BACKGROUND: Endogenous fibrinolytic activation contributes to coagulopathy and mortality after trauma. Administering tranexamic acid (TXA), an antifibrinolytic agent, is one strategy to reduce bleeding; however, it must be given soon after injury to be effective and minimize adverse effects. Administering TXA topically to a wound site would decrease the time to treatment and could enable both local and systemic delivery if a suitable formulation existed to deliver the drug deep into wounds adequately. OBJECTIVES: To determine whether self-propelling particles could increase the efficacy of TXA. METHODS: Using previously developed self-propelling particles, which consist of calcium carbonate and generate CO2 gas, TXA was formulated to disperse in blood and wounds. The antifibrinolytic properties were assessed in vitro and in a murine tail bleeding assay. Self-propelled TXA was also tested in a swine model of junctional hemorrhage consisting of femoral arteriotomy without compression. RESULTS: Self-propelled TXA was more effective than non-propelled formulations in stabilizing clots from lysis in vitro and reducing blood loss in mice. It was well tolerated when administered subcutaneously in mice up to 300 to 1000 mg/kg. When it was incorporated in gauze, four of six pigs treated after a femoral arteriotomy and without compression survived, and systemic concentrations of TXA reached approximately 6 mg/L within the first hour. CONCLUSIONS: A formulation of TXA that disperses the drug in blood and wounds was effective in several models. It may have several advantages, including supporting local clot stabilization, reducing blood loss from wounds, and providing systemic delivery of TXA. This approach could both improve and simplify prehospital trauma care for penetrating injury.

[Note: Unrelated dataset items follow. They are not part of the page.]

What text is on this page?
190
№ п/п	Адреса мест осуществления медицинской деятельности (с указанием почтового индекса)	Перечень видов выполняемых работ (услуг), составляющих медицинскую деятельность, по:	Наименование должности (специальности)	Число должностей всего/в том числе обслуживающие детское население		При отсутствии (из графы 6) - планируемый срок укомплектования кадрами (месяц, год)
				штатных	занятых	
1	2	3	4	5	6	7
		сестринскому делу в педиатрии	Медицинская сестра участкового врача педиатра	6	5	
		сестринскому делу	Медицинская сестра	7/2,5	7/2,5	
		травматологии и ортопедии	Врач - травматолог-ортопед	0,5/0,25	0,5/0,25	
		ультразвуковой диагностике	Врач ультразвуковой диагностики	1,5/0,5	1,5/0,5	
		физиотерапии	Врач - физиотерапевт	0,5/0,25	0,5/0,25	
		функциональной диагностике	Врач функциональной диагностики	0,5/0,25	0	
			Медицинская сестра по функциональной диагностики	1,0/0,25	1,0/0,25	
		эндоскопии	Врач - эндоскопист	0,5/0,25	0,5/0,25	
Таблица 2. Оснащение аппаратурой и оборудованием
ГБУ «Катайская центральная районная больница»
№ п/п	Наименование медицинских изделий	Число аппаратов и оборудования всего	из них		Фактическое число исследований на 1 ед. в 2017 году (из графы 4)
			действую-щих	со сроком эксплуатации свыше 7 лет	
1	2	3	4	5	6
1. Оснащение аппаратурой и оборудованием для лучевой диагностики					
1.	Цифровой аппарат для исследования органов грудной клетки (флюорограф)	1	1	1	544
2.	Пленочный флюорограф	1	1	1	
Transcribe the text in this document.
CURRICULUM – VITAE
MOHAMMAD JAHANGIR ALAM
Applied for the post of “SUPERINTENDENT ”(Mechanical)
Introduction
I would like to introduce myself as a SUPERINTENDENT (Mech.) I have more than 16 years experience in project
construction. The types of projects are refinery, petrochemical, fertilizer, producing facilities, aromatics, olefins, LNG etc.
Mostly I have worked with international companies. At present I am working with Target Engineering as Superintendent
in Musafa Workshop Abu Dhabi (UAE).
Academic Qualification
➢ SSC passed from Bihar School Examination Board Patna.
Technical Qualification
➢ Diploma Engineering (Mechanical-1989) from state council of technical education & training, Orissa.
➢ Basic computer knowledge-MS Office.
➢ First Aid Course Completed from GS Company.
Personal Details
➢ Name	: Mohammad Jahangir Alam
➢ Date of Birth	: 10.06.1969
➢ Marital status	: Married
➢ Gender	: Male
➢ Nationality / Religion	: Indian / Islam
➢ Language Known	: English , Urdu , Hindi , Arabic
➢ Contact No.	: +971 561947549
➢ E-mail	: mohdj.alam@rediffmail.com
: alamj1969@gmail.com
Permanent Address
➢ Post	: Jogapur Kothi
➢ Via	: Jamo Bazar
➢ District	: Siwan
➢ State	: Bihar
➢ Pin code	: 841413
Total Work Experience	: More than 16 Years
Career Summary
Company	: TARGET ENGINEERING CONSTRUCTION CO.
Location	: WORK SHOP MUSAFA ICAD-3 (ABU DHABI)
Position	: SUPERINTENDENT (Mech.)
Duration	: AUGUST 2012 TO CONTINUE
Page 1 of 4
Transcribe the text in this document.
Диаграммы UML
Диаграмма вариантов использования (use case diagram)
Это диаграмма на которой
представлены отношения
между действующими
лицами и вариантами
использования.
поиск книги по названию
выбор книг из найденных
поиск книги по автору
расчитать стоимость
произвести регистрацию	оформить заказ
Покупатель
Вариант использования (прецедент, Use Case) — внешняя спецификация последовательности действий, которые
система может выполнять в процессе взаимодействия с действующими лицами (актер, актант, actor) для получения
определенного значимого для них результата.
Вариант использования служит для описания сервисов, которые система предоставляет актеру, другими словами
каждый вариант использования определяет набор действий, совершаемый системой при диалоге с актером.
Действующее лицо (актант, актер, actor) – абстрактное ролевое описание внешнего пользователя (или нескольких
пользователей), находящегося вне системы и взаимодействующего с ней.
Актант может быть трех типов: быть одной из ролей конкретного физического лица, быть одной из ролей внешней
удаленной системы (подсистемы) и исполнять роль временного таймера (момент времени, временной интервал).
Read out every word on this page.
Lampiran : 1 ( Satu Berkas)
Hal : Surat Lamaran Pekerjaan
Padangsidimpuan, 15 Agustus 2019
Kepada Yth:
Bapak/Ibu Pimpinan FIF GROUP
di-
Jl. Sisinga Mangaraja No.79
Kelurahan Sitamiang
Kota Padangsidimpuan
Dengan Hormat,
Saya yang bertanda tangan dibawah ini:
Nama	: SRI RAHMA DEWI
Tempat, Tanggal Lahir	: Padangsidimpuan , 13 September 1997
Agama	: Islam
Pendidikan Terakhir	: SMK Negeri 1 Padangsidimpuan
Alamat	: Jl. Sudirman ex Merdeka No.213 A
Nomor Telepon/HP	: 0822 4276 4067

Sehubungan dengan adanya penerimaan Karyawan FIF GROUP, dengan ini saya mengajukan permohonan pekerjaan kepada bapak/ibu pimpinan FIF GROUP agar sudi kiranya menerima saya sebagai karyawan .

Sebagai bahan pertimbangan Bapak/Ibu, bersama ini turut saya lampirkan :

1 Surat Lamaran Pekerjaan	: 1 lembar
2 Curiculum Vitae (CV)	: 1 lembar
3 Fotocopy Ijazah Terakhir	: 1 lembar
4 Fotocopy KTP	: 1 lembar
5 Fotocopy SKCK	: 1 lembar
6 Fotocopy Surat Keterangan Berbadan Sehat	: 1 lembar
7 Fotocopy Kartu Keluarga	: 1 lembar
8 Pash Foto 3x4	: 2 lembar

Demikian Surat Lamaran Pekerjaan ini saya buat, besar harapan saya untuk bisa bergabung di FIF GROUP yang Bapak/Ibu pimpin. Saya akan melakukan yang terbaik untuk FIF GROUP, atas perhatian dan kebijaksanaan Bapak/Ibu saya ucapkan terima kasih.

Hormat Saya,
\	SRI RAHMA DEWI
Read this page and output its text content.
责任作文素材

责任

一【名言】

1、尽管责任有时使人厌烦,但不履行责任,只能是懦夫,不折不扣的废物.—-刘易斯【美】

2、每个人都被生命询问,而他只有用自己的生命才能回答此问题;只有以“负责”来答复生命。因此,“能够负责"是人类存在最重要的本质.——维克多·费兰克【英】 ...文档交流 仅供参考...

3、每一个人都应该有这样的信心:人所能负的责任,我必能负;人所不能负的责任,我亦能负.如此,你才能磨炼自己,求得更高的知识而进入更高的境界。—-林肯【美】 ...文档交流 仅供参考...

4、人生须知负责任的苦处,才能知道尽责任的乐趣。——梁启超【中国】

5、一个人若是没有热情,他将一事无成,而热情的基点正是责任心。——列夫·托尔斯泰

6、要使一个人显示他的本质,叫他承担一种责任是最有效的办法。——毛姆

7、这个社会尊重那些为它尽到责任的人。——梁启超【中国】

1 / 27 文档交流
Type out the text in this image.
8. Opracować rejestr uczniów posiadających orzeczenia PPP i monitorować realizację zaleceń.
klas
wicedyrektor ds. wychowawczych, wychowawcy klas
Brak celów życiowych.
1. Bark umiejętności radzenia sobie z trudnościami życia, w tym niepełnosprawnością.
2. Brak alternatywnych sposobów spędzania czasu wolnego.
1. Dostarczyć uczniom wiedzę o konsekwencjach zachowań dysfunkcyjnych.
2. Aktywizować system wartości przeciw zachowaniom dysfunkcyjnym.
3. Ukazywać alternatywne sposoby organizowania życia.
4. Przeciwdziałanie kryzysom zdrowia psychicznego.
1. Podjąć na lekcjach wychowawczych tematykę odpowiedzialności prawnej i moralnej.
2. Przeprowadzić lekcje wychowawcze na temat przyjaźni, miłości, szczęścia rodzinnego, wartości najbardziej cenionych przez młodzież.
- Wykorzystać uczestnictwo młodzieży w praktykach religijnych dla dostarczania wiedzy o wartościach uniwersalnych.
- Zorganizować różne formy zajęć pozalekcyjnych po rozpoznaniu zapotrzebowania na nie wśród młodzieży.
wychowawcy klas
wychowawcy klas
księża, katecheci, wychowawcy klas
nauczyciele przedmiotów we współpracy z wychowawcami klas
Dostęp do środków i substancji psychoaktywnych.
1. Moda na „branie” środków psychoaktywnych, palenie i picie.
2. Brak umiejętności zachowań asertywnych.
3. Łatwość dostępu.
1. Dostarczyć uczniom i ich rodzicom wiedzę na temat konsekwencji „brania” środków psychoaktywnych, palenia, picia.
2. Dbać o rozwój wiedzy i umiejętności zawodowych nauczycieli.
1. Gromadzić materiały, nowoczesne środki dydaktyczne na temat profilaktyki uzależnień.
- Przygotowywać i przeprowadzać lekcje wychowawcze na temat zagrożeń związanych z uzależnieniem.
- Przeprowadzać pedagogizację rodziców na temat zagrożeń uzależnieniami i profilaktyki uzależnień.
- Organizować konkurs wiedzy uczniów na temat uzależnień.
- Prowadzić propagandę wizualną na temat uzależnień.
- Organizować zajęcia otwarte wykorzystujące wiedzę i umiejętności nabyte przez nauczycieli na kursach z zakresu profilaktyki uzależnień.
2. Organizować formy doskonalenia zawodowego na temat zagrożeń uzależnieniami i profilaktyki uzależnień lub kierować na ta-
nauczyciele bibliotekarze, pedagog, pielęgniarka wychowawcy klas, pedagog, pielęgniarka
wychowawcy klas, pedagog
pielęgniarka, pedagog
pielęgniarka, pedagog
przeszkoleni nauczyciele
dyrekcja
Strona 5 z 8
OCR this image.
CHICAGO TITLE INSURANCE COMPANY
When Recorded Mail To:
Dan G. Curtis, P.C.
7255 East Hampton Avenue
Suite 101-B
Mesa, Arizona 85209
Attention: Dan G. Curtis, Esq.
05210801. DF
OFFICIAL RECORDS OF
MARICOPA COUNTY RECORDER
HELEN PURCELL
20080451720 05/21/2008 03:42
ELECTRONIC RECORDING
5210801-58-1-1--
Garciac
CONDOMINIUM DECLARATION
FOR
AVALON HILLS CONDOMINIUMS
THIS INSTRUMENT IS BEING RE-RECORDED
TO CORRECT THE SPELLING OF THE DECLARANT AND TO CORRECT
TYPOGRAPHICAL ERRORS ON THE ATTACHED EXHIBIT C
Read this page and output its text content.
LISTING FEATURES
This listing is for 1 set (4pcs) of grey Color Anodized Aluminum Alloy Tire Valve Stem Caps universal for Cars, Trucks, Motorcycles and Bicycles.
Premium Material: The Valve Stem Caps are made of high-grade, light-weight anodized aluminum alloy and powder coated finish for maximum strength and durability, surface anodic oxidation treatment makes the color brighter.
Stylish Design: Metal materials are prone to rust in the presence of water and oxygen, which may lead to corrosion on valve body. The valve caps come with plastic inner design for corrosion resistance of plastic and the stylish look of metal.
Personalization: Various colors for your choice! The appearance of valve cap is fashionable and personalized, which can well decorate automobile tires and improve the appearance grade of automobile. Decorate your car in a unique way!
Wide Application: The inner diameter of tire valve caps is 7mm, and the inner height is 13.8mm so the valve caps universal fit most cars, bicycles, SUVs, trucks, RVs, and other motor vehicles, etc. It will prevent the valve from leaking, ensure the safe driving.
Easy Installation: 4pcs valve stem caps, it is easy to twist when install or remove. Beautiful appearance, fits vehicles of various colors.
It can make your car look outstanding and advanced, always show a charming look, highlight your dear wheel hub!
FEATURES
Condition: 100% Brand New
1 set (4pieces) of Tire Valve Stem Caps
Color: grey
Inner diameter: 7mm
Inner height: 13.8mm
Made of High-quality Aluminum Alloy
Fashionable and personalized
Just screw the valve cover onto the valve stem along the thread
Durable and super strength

Self-Propelled Dressings Containing Thrombin and Tranexamic Acid Improve Short-Term Survival in a Swine Model of Lethal Junctional Hemorrhage.

Hemorrhage is the leading cause of preventable death in trauma, and hemorrhage from noncompressible junctional anatomic sites is particularly difficult to control. The current standard is QuikClot Combat Gauze packing, which requires 3 min of compression. We have created a novel dressing with calcium carbonate microparticles that can disperse and self-propel upstream against flowing blood. We loaded these microparticles with thrombin and tranexamic acid and tested their efficacy in a swine arterial bleeding model without wound compression. Anesthetized immature female swine received 5 mm femoral arteriotomies to induce severe junctional hemorrhage. Wounds were packed with kaolin-based QuikClot Combat Gauze (KG), propelled thrombin-microparticles with protonated tranexamic acid (PTG), or a non-propelling formulation of the same thrombin-microparticles with non-protonated tranexamic acid (NPTG). Wounds were not compressed after packing. Each animal then received one 15 mL/kg bolus of hydroxyethyl starch solution followed by Lactated Ringer as needed for hypotension (maximum: 100 mL/kg) for up to 3 h. Survival was improved with PTG (3-h survival: 8/8, 100%) compared with KG (3/8, 37.5%) and NPTG (2/8, 25%) (P <0.01). PTG animals maintained lower serum lactate and higher hemoglobin concentrations than NPTG (P <0.05) suggesting PTG decreased severity of subsequent hemorrhagic shock. However, total blood loss, Lactated Ringer infusion volumes, and mean arterial pressures of surviving animals were not different between groups (P >0.05). Thus, in this swine model of junctional arterial hemorrhage, gauze with self-propelled, prothrombotic microparticles improved survival and 2 indicators of hemorrhagic shock when applied without compression, suggesting this capability may enable better treatment of non-compressible junctional wounds.